A British teen has been sentenced to 12 weeks in jail for posting offensive comments on his Facebook profile about April Jones, a 5-year-old girl who was abducted and murdered.
Matthew Woods,19, posted the following messages to his Facebook after drawing inspiration from Sickipedia, a site where people post offensive jokes and images, the Independent reported.
“Who in their right mind would abduct a ginger kid?”
“Could have just started the greatest Facebook argument ever. April Fools, Who Wants Maddie?”
“I woke up this morning in the back of a transit van with two beautiful little girls, I found April in a hopeless place.”
The messages upset the community so much, about 50 people descended on his house in Lancashire to protest, the Independent added.
Jones went missing on Oct. 1 after she got into a van near her home in Machynlleth, Wales. News of the missing child, who suffers from cerebral palsy, set off a country wide manhunt. Late last week, Mark Bridger, 46, was arrested in connection with Jones’ disappearance. He was charged Saturday with abduction, murder, and “unlawful disposal and concealment of her body with intent to pervert the course of justice,” the Daily Mail reported. Bridger remains in police custody and is due in court Wednesday.
Woods was arrested Saturday and plead guilty to sending “grossly offensive” messages electronically, the BBC reported.
During the sentencing Chorley Magistrate Bill Hudson explained why the punishment for the teen was so harsh.

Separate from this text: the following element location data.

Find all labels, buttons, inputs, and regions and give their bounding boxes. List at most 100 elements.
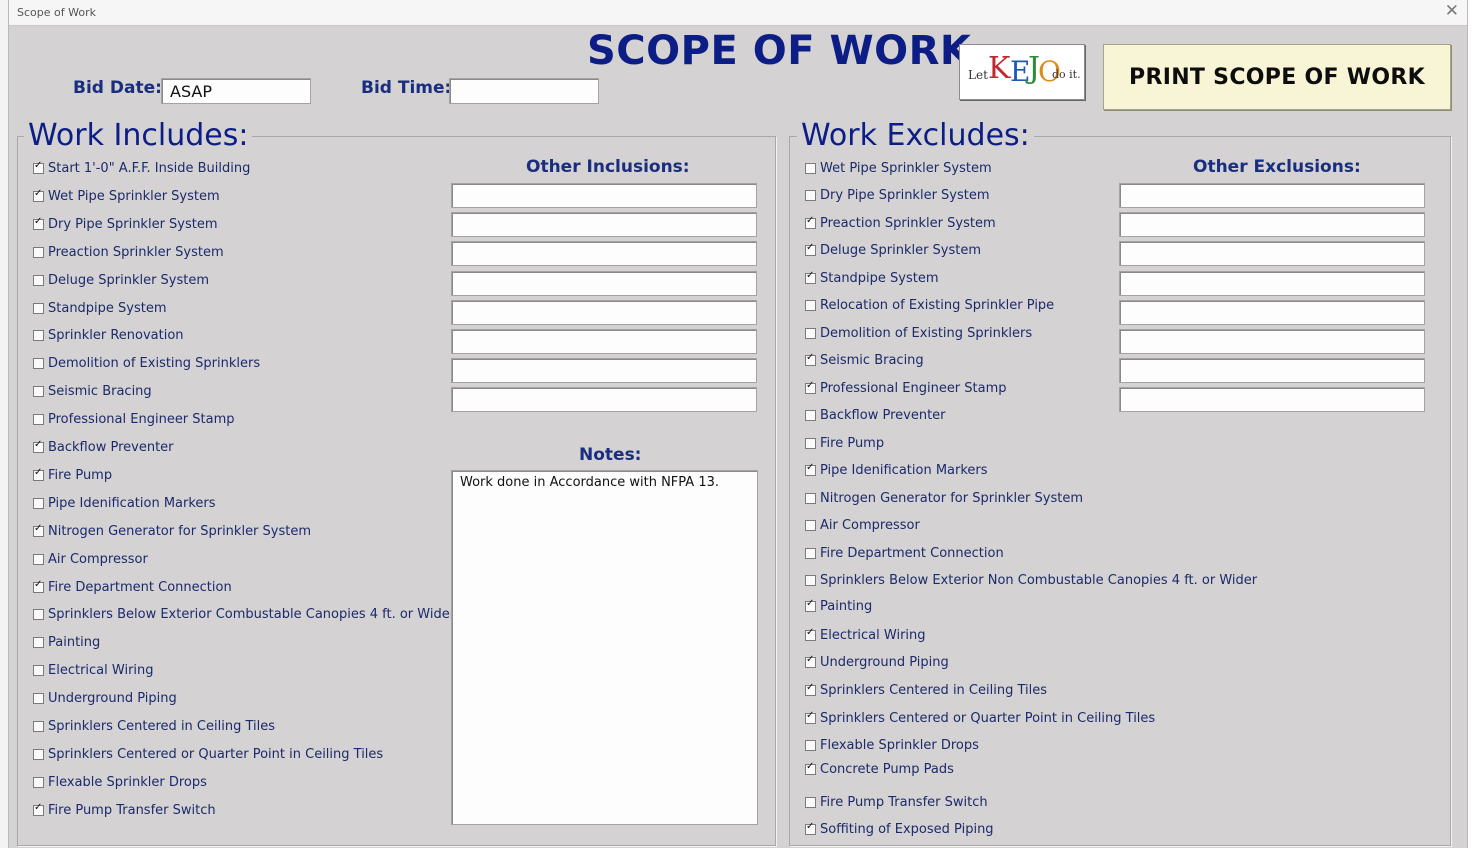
checkbox-box[interactable] — [33, 637, 44, 649]
checkbox-box[interactable] — [33, 693, 44, 705]
exclude-checkbox-fire-department-connection[interactable]: Fire Department Connection — [805, 546, 1004, 561]
include-checkbox-seismic-bracing[interactable]: Seismic Bracing — [33, 384, 152, 399]
include-checkbox-deluge-sprinkler-system[interactable]: Deluge Sprinkler System — [33, 273, 209, 288]
checkbox-box[interactable] — [805, 710, 816, 724]
other-inclusion-field-3[interactable] — [451, 241, 757, 267]
exclude-checkbox-backflow-preventer[interactable]: Backflow Preventer — [805, 408, 946, 423]
other-exclusion-field-3[interactable] — [1119, 241, 1425, 267]
include-checkbox-sprinklers-below-exterior-combustable-canopies-4-ft-or-wider[interactable]: Sprinklers Below Exterior Combustable Ca… — [33, 607, 455, 622]
exclude-checkbox-seismic-bracing[interactable]: Seismic Bracing — [805, 352, 924, 368]
exclude-checkbox-soffiting-of-exposed-piping[interactable]: Soffiting of Exposed Piping — [805, 821, 994, 837]
checkbox-box[interactable] — [33, 330, 44, 342]
exclude-checkbox-deluge-sprinkler-system[interactable]: Deluge Sprinkler System — [805, 242, 981, 258]
include-checkbox-professional-engineer-stamp[interactable]: Professional Engineer Stamp — [33, 412, 235, 427]
other-exclusion-field-4[interactable] — [1119, 270, 1425, 296]
checkbox-box[interactable] — [33, 523, 44, 537]
checkbox-box[interactable] — [805, 270, 816, 284]
other-inclusion-field-6[interactable] — [451, 329, 757, 354]
other-inclusion-field-4[interactable] — [451, 270, 757, 296]
checkbox-box[interactable] — [805, 627, 816, 641]
exclude-checkbox-sprinklers-centered-in-ceiling-tiles[interactable]: Sprinklers Centered in Ceiling Tiles — [805, 682, 1047, 698]
checkbox-box[interactable] — [805, 821, 816, 835]
other-inclusion-field-8[interactable] — [451, 387, 757, 413]
bid-time-field[interactable] — [449, 78, 599, 104]
include-checkbox-sprinklers-centered-in-ceiling-tiles[interactable]: Sprinklers Centered in Ceiling Tiles — [33, 719, 275, 734]
checkbox-box[interactable] — [33, 160, 44, 174]
exclude-checkbox-painting[interactable]: Painting — [805, 598, 872, 614]
exclude-checkbox-standpipe-system[interactable]: Standpipe System — [805, 270, 939, 286]
checkbox-box[interactable] — [805, 682, 816, 696]
other-exclusion-field-8[interactable] — [1119, 387, 1425, 413]
include-checkbox-fire-pump-transfer-switch[interactable]: Fire Pump Transfer Switch — [33, 802, 216, 818]
checkbox-box[interactable] — [805, 740, 816, 751]
checkbox-box[interactable] — [33, 439, 44, 453]
exclude-checkbox-demolition-of-existing-sprinklers[interactable]: Demolition of Existing Sprinklers — [805, 326, 1032, 341]
checkbox-box[interactable] — [33, 358, 44, 370]
checkbox-box[interactable] — [805, 215, 816, 229]
include-checkbox-backflow-preventer[interactable]: Backflow Preventer — [33, 439, 174, 455]
checkbox-box[interactable] — [805, 190, 816, 201]
include-checkbox-fire-pump[interactable]: Fire Pump — [33, 467, 112, 483]
exclude-checkbox-pipe-idenification-markers[interactable]: Pipe Idenification Markers — [805, 462, 988, 478]
include-checkbox-dry-pipe-sprinkler-system[interactable]: Dry Pipe Sprinkler System — [33, 216, 218, 232]
exclude-checkbox-electrical-wiring[interactable]: Electrical Wiring — [805, 627, 926, 643]
checkbox-box[interactable] — [33, 553, 44, 565]
exclude-checkbox-sprinklers-centered-or-quarter-point-in-ceiling-tiles[interactable]: Sprinklers Centered or Quarter Point in … — [805, 710, 1155, 726]
checkbox-box[interactable] — [805, 163, 816, 174]
exclude-checkbox-dry-pipe-sprinkler-system[interactable]: Dry Pipe Sprinkler System — [805, 188, 990, 203]
include-checkbox-electrical-wiring[interactable]: Electrical Wiring — [33, 663, 154, 678]
include-checkbox-flexable-sprinkler-drops[interactable]: Flexable Sprinkler Drops — [33, 775, 207, 790]
other-inclusion-field-2[interactable] — [451, 212, 757, 238]
checkbox-box[interactable] — [805, 328, 816, 339]
other-exclusion-field-2[interactable] — [1119, 212, 1425, 238]
bid-date-field[interactable]: ASAP — [161, 78, 311, 104]
checkbox-box[interactable] — [33, 748, 44, 760]
checkbox-box[interactable] — [33, 776, 44, 788]
checkbox-box[interactable] — [33, 414, 44, 426]
checkbox-box[interactable] — [805, 380, 816, 394]
exclude-checkbox-fire-pump-transfer-switch[interactable]: Fire Pump Transfer Switch — [805, 795, 988, 810]
checkbox-box[interactable] — [805, 575, 816, 586]
other-exclusion-field-1[interactable] — [1119, 183, 1425, 208]
include-checkbox-preaction-sprinkler-system[interactable]: Preaction Sprinkler System — [33, 245, 224, 260]
other-inclusion-field-5[interactable] — [451, 299, 757, 325]
checkbox-box[interactable] — [805, 410, 816, 421]
checkbox-box[interactable] — [33, 721, 44, 732]
include-checkbox-nitrogen-generator-for-sprinkler-system[interactable]: Nitrogen Generator for Sprinkler System — [33, 523, 311, 539]
include-checkbox-start-1-0-a-f-f-inside-building[interactable]: Start 1'-0" A.F.F. Inside Building — [33, 160, 250, 176]
checkbox-box[interactable] — [33, 497, 44, 509]
checkbox-box[interactable] — [805, 548, 816, 559]
checkbox-box[interactable] — [805, 438, 816, 449]
checkbox-box[interactable] — [805, 242, 816, 256]
other-inclusion-field-7[interactable] — [451, 358, 757, 384]
checkbox-box[interactable] — [805, 654, 816, 668]
other-exclusion-field-5[interactable] — [1119, 299, 1425, 325]
include-checkbox-standpipe-system[interactable]: Standpipe System — [33, 301, 167, 316]
include-checkbox-fire-department-connection[interactable]: Fire Department Connection — [33, 579, 232, 595]
checkbox-box[interactable] — [33, 609, 44, 621]
checkbox-box[interactable] — [33, 302, 44, 314]
checkbox-box[interactable] — [33, 188, 44, 202]
include-checkbox-wet-pipe-sprinkler-system[interactable]: Wet Pipe Sprinkler System — [33, 188, 220, 204]
notes-textarea[interactable]: Work done in Accordance with NFPA 13. — [451, 470, 758, 825]
exclude-checkbox-professional-engineer-stamp[interactable]: Professional Engineer Stamp — [805, 380, 1007, 396]
checkbox-box[interactable] — [805, 300, 816, 311]
include-checkbox-painting[interactable]: Painting — [33, 635, 100, 650]
exclude-checkbox-underground-piping[interactable]: Underground Piping — [805, 654, 949, 670]
other-exclusion-field-7[interactable] — [1119, 358, 1425, 384]
checkbox-box[interactable] — [33, 386, 44, 398]
other-exclusion-field-6[interactable] — [1119, 329, 1425, 354]
print-scope-button[interactable]: PRINT SCOPE OF WORK — [1103, 44, 1451, 110]
checkbox-box[interactable] — [805, 462, 816, 476]
exclude-checkbox-flexable-sprinkler-drops[interactable]: Flexable Sprinkler Drops — [805, 738, 979, 753]
checkbox-box[interactable] — [805, 493, 816, 504]
exclude-checkbox-concrete-pump-pads[interactable]: Concrete Pump Pads — [805, 761, 954, 777]
checkbox-box[interactable] — [805, 761, 816, 775]
checkbox-box[interactable] — [33, 665, 44, 677]
exclude-checkbox-wet-pipe-sprinkler-system[interactable]: Wet Pipe Sprinkler System — [805, 161, 992, 176]
exclude-checkbox-preaction-sprinkler-system[interactable]: Preaction Sprinkler System — [805, 215, 996, 231]
exclude-checkbox-air-compressor[interactable]: Air Compressor — [805, 518, 920, 533]
checkbox-box[interactable] — [33, 802, 44, 816]
checkbox-box[interactable] — [33, 579, 44, 593]
exclude-checkbox-relocation-of-existing-sprinkler-pipe[interactable]: Relocation of Existing Sprinkler Pipe — [805, 298, 1054, 313]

“The words and references used to the current case in Wales and that of the missing girl in Portugal are nothing less than shocking, so much so that no right thinking person in society should have communicated to them such fear and distress,” Hudson said, according to the BBC. “The reason for the sentence is the seriousness of the offence, the public outrage that has been caused and we felt there was no other sentence this court could have passed which conveys to you the abhorrence that many in society feel this crime should receive.”